Flexible use of knowledge is the key to wisdom. The human brain can process knowledge quickly, such as quickly answering "How many words are there in "Silent Night Thoughts"". So, can similar operations be performed on large models? It is known that large models can first write "Silent Night Thoughts" silently through the Chain of Thought (CoT), and then answer questions based on the written content, but this will make the generated text lengthy. In contrast, humans can complete simple knowledge deductions in their brains without having to write out the intermediate steps. So, can a very large language model generate answers directly in its artificial brain without having to write down the knowledge points first?

The answer is no! Figure 1/2/3 shows many counterexamples on GPT4. Even the most basic classifications (such as determining the parity of celebrities' birthdays) and comparisons (such as comparing the birthdays of two presidents) need to go through the Chain of Thought.
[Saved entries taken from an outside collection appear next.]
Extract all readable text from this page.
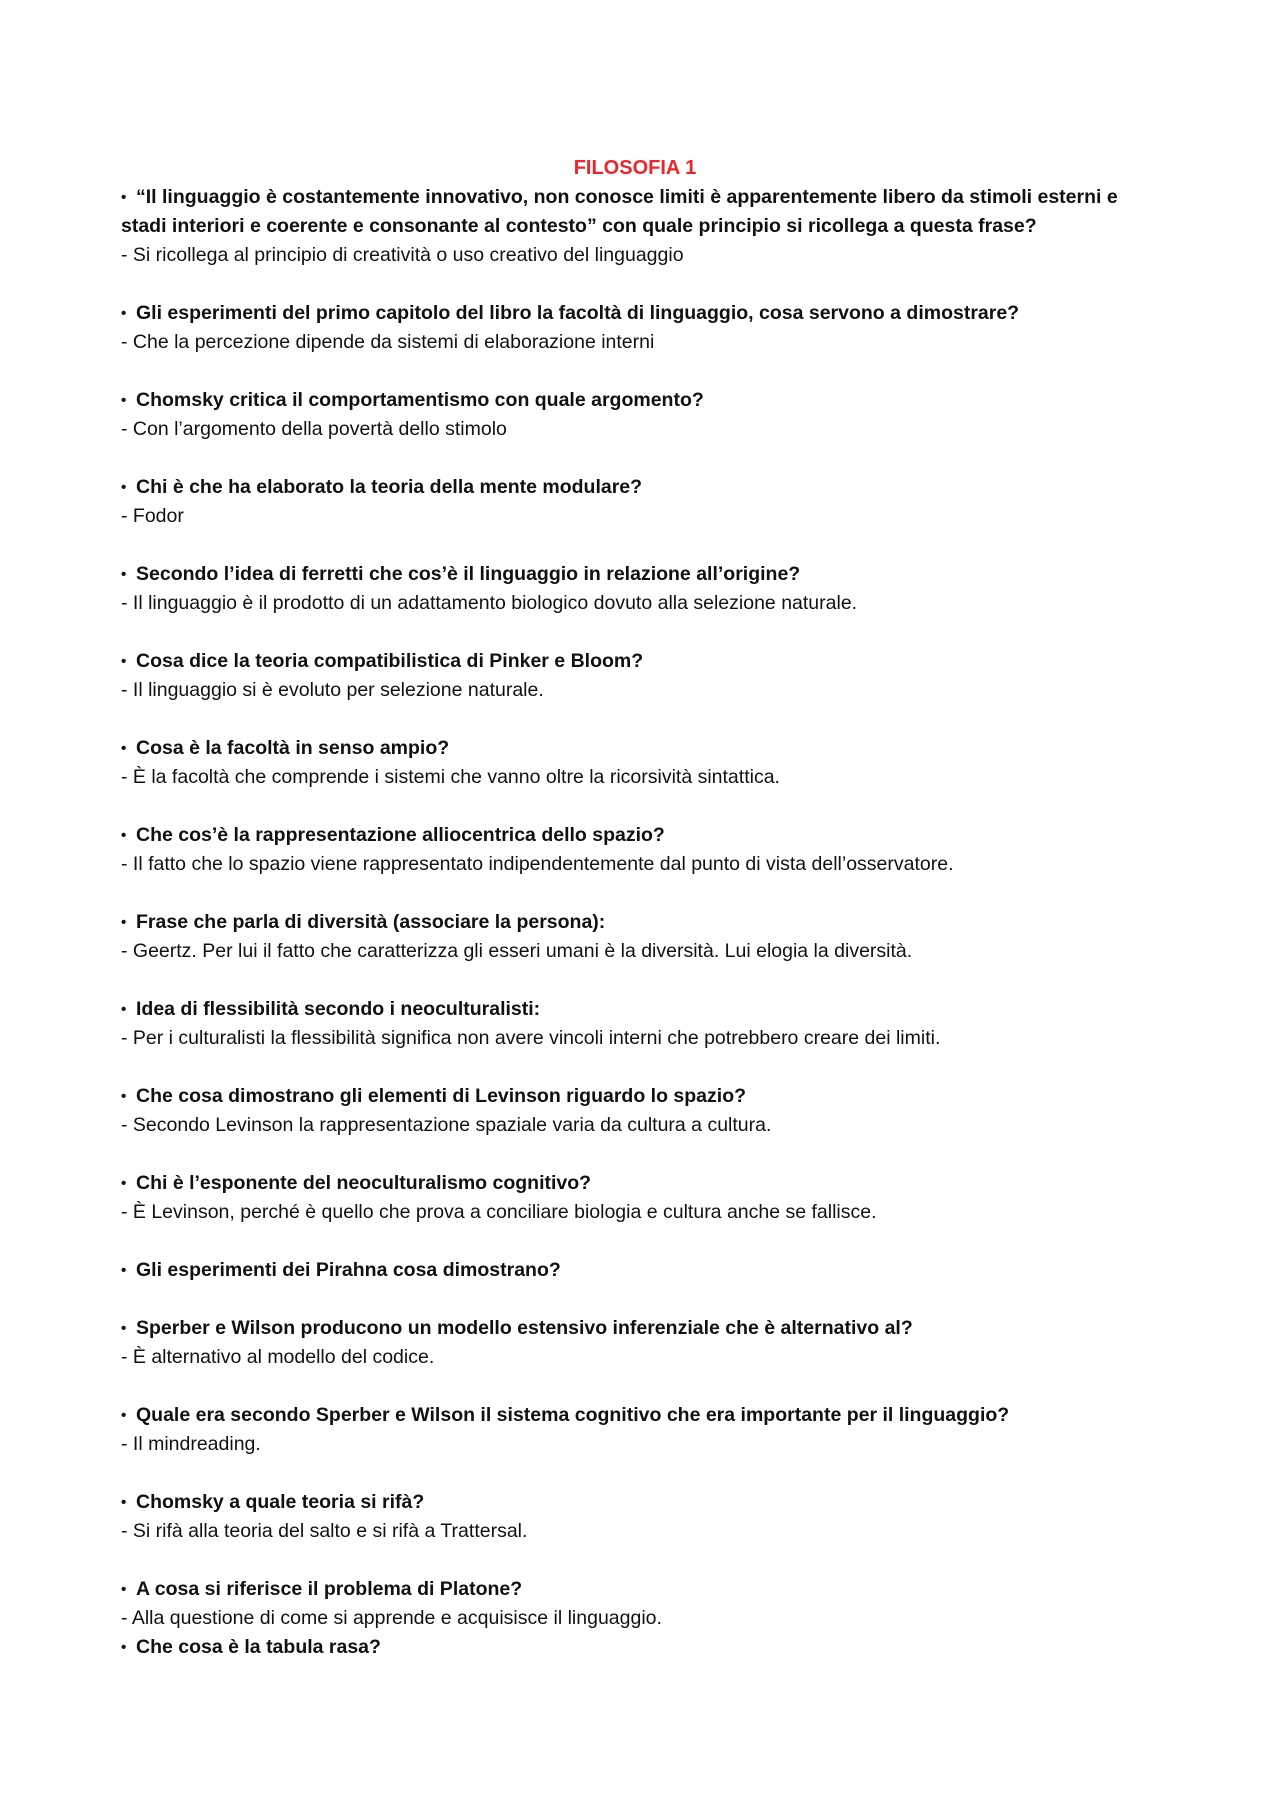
FILOSOFIA 1

• “Il linguaggio è costantemente innovativo, non conosce limiti è apparentemente libero da stimoli esterni e stadi interiori e coerente e consonante al contesto” con quale principio si ricollega a questa frase?

- Si ricollega al principio di creatività o uso creativo del linguaggio

• Gli esperimenti del primo capitolo del libro la facoltà di linguaggio, cosa servono a dimostrare?

- Che la percezione dipende da sistemi di elaborazione interni

• Chomsky critica il comportamentismo con quale argomento?

- Con l’argomento della povertà dello stimolo

• Chi è che ha elaborato la teoria della mente modulare?

- Fodor

• Secondo l’idea di ferretti che cos’è il linguaggio in relazione all’origine?

- Il linguaggio è il prodotto di un adattamento biologico dovuto alla selezione naturale.

• Cosa dice la teoria compatibilistica di Pinker e Bloom?

- Il linguaggio si è evoluto per selezione naturale.

• Cosa è la facoltà in senso ampio?

- È la facoltà che comprende i sistemi che vanno oltre la ricorsività sintattica.

• Che cos’è la rappresentazione alliocentrica dello spazio?

- Il fatto che lo spazio viene rappresentato indipendentemente dal punto di vista dell’osservatore.

• Frase che parla di diversità (associare la persona):

- Geertz. Per lui il fatto che caratterizza gli esseri umani è la diversità. Lui elogia la diversità.

• Idea di flessibilità secondo i neoculturalisti:

- Per i culturalisti la flessibilità significa non avere vincoli interni che potrebbero creare dei limiti.

• Che cosa dimostrano gli elementi di Levinson riguardo lo spazio?

- Secondo Levinson la rappresentazione spaziale varia da cultura a cultura.

• Chi è l’esponente del neoculturalismo cognitivo?

- È Levinson, perché è quello che prova a conciliare biologia e cultura anche se fallisce.

• Gli esperimenti dei Pirahna cosa dimostrano?

• Sperber e Wilson producono un modello estensivo inferenziale che è alternativo al?

- È alternativo al modello del codice.

• Quale era secondo Sperber e Wilson il sistema cognitivo che era importante per il linguaggio?

- Il mindreading.

• Chomsky a quale teoria si rifà?

- Si rifà alla teoria del salto e si rifà a Trattersal.

• A cosa si riferisce il problema di Platone?

- Alla questione di come si apprende e acquisisce il linguaggio.

• Che cosa è la tabula rasa?
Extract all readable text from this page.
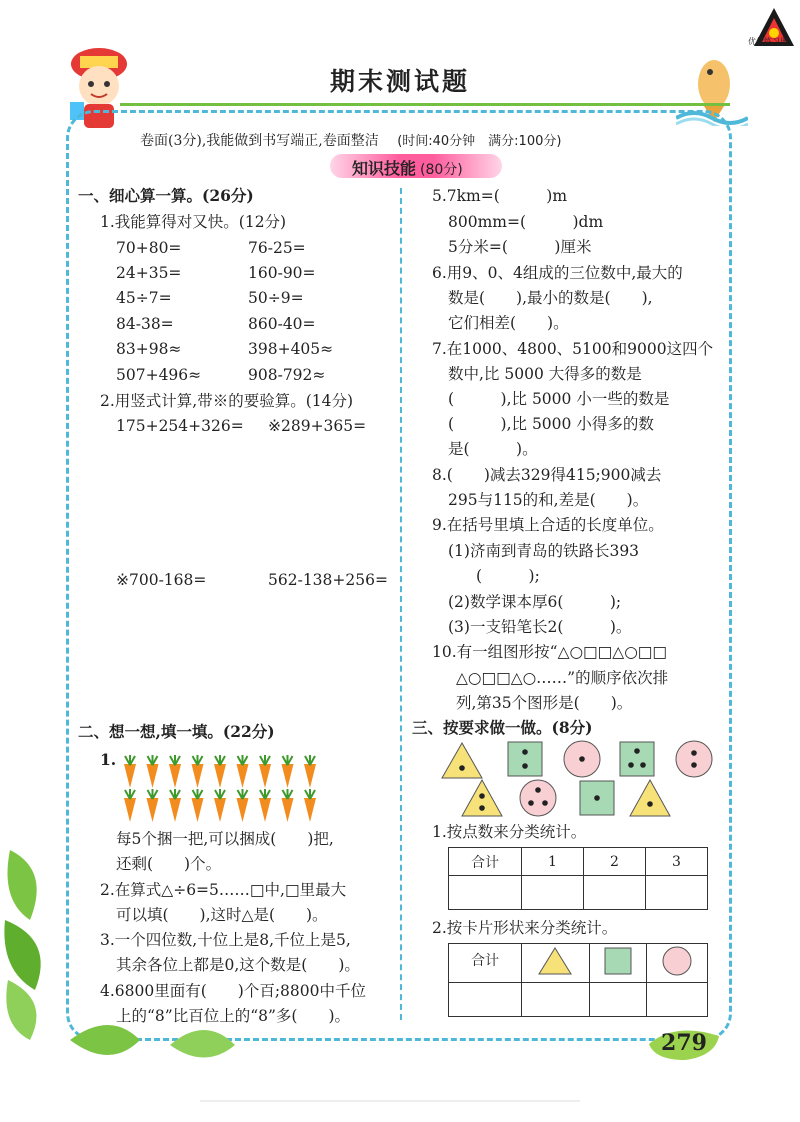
优佳练习册
期末测试题
卷面(3分),我能做到书写端正,卷面整洁 (时间:40分钟　满分:100分)
知识技能 (80分)
一、细心算一算。(26分)
1.我能算得对又快。(12分)
70+80=	76-25=
24+35=	160-90=
45÷7=	50÷9=
84-38=	860-40=
83+98≈	398+405≈
507+496≈	908-792≈
2.用竖式计算,带※的要验算。(14分)
175+254+326= ※289+365=
※700-168=	562-138+256=
二、想一想,填一填。(22分)
1.
每5个捆一把,可以捆成(　　)把,
还剩(　　)个。
2.在算式△÷6=5……□中,□里最大
可以填(　　),这时△是(　　)。
3.一个四位数,十位上是8,千位上是5,
其余各位上都是0,这个数是(　　)。
4.6800里面有(　　)个百;8800中千位
上的“8”比百位上的“8”多(　　)。
5.7km=(　　　)m
800mm=(　　　)dm
5分米=(　　　)厘米
6.用9、0、4组成的三位数中,最大的
数是(　　),最小的数是(　　),
它们相差(　　)。
7.在1000、4800、5100和9000这四个
数中,比 5000 大得多的数是
(　　　),比 5000 小一些的数是
(　　　),比 5000 小得多的数
是(　　　)。
8.(　　)减去329得415;900减去
295与115的和,差是(　　)。
9.在括号里填上合适的长度单位。
(1)济南到青岛的铁路长393
(　　　);
(2)数学课本厚6(　　　);
(3)一支铅笔长2(　　　)。
10.有一组图形按“△○□□△○□□
△○□□△○……”的顺序依次排
列,第35个图形是(　　)。
三、按要求做一做。(8分)
1.按点数来分类统计。
合计	1	2	3

2.按卡片形状来分类统计。
合计			

279
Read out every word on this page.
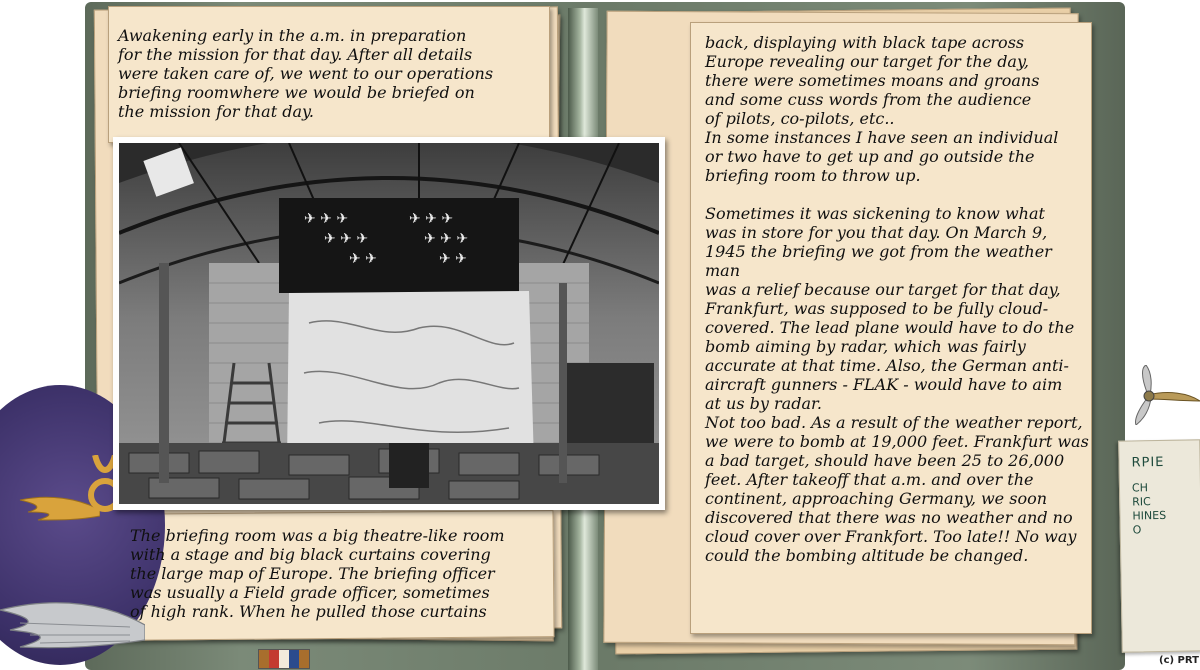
RPIE
CH
RIC
HINES
O
Awakening early in the a.m. in preparation
for the mission for that day. After all details
were taken care of, we went to our operations
briefing roomwhere we would be briefed on
the mission for that day.
The briefing room was a big theatre-like room
with a stage and big black curtains covering
the large map of Europe. The briefing officer
was usually a Field grade officer, sometimes
of high rank. When he pulled those curtains
back, displaying with black tape across
Europe revealing our target for the day,
there were sometimes moans and groans
and some cuss words from the audience
of pilots, co-pilots, etc..
In some instances I have seen an individual
or two have to get up and go outside the
briefing room to throw up.

Sometimes it was sickening to know what
was in store for you that day. On March 9,
1945 the briefing we got from the weather man
was a relief because our target for that day,
Frankfurt, was supposed to be fully cloud-
covered. The lead plane would have to do the
bomb aiming by radar, which was fairly
accurate at that time. Also, the German anti-
aircraft gunners - FLAK - would have to aim
at us by radar.
Not too bad. As a result of the weather report,
we were to bomb at 19,000 feet. Frankfurt was
a bad target, should have been 25 to 26,000
feet. After takeoff that a.m. and over the
continent, approaching Germany, we soon
discovered that there was no weather and no
cloud cover over Frankfort. Too late!! No way
could the bombing altitude be changed.
✈ ✈ ✈
✈ ✈ ✈
✈ ✈
✈ ✈ ✈
✈ ✈ ✈
✈ ✈
(c) PRT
Worse, large models are almost completely unable to reversely extract knowledge from the training set.

The content that needs to be rewritten is: Figure 1: GPT4 has errors in knowledge classification/comparison, but it can be obtained through the thinking chain Correct answer

The content that needs to be rewritten is: Figure 2: GPT4 knowledge reverse search error example

Figure 3: Although GPT4 can correctly answer “When is someone’s birthday?” and “Is a certain number an even number?”, but in When combining the two, the accuracy is only 50% without Chain of Thought (CoT). When comparing the birthdays of celebrities from 1900-1910, the performance was also close to a blind guess.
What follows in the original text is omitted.